Is er verkeer in het park? - aardrijkskunde

Lesdoelen

Aan het einde van de les

  • kunnen de leerlingen benoemen wat voor soort verkeer er in het park is;
  • kunnen de leerlingen uitleggen waarom dit verkeer in het park is;
  • kunnen de leerlingen het verkeer in het park vergelijken met andere soorten verkeer;
  • kunnen de leerlingen benoemen welke verkeersregels er in het park zijn.

                 

Aansluitend kerndoel

  • Kerndoel 47: De leerlingen leren de ruimtelijke inrichting van de eigen omgeving te vergelijken met die in omgevingen elders, in binnen- en buitenland, vanuit de perspectieven landschap, wonen, werken, bestuur, verkeer, recreatie, welvaart, cultuur en levensbeschouwing. In ieder geval wordt daarbij aandacht besteed aan twee lidstaten van de Europese Unie en twee landen die in 2004  lid werden, de Verenigde Staten en een land in Azië, Afrika en Zuid-Amerika.

 

Materialen

  • Digibord
  • Powerpoint met afbeeldingen van verschillende soorten verkeer

 

Duur van de les

20-30 minuten

 

In groep 1/2 hebben de leerlingen een start gemaakt met een les over verkeer in het park. Hier hebben de leerlingen verschillende soorten verkeer benoemd en aangegeven of dit wel of niet in het park voorkomt. Deze les bouwt hier op voort.

Om de voorkennis op te halen kun je de les beginnen met een klassikaal gesprek waarin de leerlingen benoemen welke soorten verkeer er zijn en welke hiervan voor kunnen komen in een park. Je kunt er voor kiezen om samen met de leerlingen een woordweb te maken van ‘verkeer’ en ‘park’. Maak eerst het woordweb van ‘verkeer’ waarbij de verschillende soorten verkeer voorkomen. Maak daarna het woordweb van ‘park’ waarbij de woorden van het woordweb ‘verkeer’, die van toepassing zijn op het park, benoemd worden. Bespreek daarna met de leerlingen waarom het overige verkeer niet voorkomt in het park.

Er kan ook voor gekozen worden om, in plaats van het maken van een woordweb, verschillende afbeeldingen van verkeer te laten zien waarbij de leerlingen aangeven of dit wel of niet in het park voorkomt. Als het niet in het park voorkomt, wordt er met de leerlingen besproken waarom dit verkeer niet in het park voorkomt.

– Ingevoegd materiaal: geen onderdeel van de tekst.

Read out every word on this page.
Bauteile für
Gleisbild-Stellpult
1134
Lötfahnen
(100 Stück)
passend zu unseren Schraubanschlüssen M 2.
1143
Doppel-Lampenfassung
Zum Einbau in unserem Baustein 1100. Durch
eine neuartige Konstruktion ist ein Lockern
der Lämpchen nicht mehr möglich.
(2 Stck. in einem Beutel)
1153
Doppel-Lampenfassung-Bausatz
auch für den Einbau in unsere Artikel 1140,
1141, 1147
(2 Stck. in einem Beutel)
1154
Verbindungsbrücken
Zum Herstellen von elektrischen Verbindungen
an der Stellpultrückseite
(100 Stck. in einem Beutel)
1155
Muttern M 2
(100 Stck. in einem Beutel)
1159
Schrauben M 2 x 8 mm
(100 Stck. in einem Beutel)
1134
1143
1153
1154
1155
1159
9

Daarna wordt er gekeken naar de verkeersregels in het park. Begin met het bespreken van regels in het gewone verkeer. Denk aan: verkeerslichten, zebrapaden, fietspaden, verkeersborden. Laat de leerlingen hier eerst in groepjes over nadenken en bespreek het daarna klassikaal en schrijf ze bijvoorbeeld op het bord. Stel daarna de vraag of zulke regels ook in het park voor zouden komen. Bespreek per regel/verkeersbord welke er wel en welke er niet voor zou komen in een park.

Als uitbreiding zou je samen met de klas naar het Erasmuspark kunnen gaan om te kijken naar de soorten verkeer en verkeersregels in het park.